Senate extends PPP as NAHB files lawsuit
The U.S. Senate passed legislation last night that extends the Payroll Protection Program (PPP) through Aug. 8.
The move comes as a surprise to many following the June 30 deadline for PPP applications. According to the National Lumber and Building Material Dealers Association (NLBMDA), while the small business loan program expired yesterday, there was still $130 billion in unused funds.
Before the legislation can take effect, the extension must be passed by the House of Representatives and signed into law by President Trump.
The NLBMDA also reported that Senate Majority Leader Mitch McConnell said that Congress will attempt to pass additional small business relief through a phase 4 stimulus bill between July 20 and Aug. 7 before heading out on a month-long recess.
But the Senate’s decision to extend the PPP process arrives as the National Association of Home Builders, along with the Home Builders Association of Michigan and the Home Builders Association of Southeast Michigan, announced that they have filed a lawsuit against the U.S. Department of Treasury and the U.S. Small Business Administration (SBA).
According to the NAHB, “onerous regulations” included in PPP prevent some builders and developers from accessing a much-needed source of funding and having the loans forgiven.
The NAHB said that the SBA has imposed a pre-existing regulation and guidance document that limits eligibility for certain businesses, including “passive businesses owned by developers and landlords that do not actively use or occupy the assets acquired or improved with the loan proceeds,” and “speculative businesses” that include “building homes for future sale.”
In a statement issued yesterday, the NAHB said the PPP program is essentially hurting builders.
“NAHB members across the nation have been prevented from seeking PPP funds because of SBA’s regulations.

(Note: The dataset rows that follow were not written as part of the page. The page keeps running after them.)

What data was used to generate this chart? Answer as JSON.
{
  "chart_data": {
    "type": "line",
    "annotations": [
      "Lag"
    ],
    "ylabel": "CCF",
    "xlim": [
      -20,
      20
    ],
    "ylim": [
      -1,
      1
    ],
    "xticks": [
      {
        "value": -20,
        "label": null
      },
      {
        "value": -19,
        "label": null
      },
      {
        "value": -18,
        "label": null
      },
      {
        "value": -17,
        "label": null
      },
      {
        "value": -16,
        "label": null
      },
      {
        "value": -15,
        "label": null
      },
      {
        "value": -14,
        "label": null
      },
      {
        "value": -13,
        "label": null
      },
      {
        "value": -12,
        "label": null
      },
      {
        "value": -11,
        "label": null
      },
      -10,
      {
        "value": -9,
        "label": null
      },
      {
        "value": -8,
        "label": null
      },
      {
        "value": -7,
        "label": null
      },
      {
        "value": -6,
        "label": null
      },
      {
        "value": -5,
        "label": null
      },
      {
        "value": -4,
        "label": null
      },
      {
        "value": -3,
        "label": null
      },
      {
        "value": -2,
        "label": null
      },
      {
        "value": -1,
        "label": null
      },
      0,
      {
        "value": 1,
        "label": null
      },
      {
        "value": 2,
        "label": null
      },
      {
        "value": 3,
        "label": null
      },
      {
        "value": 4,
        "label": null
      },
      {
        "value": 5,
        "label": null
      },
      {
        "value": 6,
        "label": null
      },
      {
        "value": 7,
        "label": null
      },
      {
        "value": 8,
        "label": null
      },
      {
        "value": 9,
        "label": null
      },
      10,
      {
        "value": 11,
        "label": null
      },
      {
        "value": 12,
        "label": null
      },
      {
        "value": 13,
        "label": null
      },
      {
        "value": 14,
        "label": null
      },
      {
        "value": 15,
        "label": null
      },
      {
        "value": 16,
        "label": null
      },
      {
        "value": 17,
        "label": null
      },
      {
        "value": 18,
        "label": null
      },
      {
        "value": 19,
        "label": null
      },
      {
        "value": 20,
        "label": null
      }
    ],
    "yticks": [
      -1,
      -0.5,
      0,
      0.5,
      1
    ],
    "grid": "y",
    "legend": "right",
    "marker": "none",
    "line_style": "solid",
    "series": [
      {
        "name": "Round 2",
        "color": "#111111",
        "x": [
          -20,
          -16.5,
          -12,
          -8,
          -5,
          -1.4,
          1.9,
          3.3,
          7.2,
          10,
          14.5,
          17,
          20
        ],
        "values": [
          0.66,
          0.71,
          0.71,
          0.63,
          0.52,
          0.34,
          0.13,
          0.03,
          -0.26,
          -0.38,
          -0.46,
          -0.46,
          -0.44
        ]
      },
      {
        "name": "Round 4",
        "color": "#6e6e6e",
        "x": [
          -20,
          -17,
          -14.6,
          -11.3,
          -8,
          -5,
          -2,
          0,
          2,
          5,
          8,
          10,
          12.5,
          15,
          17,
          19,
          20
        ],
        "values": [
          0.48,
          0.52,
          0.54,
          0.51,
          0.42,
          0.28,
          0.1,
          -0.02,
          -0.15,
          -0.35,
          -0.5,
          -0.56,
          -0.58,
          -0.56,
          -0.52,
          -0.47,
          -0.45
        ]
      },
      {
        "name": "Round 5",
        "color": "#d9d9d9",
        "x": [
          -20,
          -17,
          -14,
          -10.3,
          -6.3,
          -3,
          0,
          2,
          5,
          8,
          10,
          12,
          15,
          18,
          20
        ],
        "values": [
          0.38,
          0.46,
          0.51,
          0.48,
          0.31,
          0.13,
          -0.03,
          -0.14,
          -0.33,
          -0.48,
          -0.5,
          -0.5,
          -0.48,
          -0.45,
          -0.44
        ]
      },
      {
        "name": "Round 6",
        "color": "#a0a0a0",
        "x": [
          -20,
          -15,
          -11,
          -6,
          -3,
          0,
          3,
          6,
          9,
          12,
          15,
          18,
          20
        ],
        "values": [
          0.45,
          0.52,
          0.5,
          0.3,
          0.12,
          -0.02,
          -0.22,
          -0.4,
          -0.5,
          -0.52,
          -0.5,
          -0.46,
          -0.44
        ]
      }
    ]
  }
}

Those members who did receive funds faced widely inconsistent experiences. Moreover, those members who have received PPP loans may find it difficult to have those loans forgiven.”
Additionally, the NAHB said that the SBA is using an “unlawful bait-and-switch” tactic toward the residential housing industry, along with inconsistent eligibility rules.
“While some lenders noted SBA’s eligibility rules and declined to issue loans to excluded businesses, other lenders did not enforce these rules and extended loans to businesses deemed ineligible by SBA,” the NAHB said. “These small businesses – including many home builders – applied for these loans in good faith and now fear their loans will not be forgiven because they may have been ineligible under SBA rules.”
“These small businesses, and many others, applied for and received PPP loans under the good-faith belief they were eligible for loan forgiveness,” the lawsuit states. “They have since learned that, despite receiving loans and using the proceeds to keep their employees off unemployment, they are unlikely to receive loan forgiveness because, under the Exclusion Rule, they might not have been ‘eligible’ for the loans in the first instance.”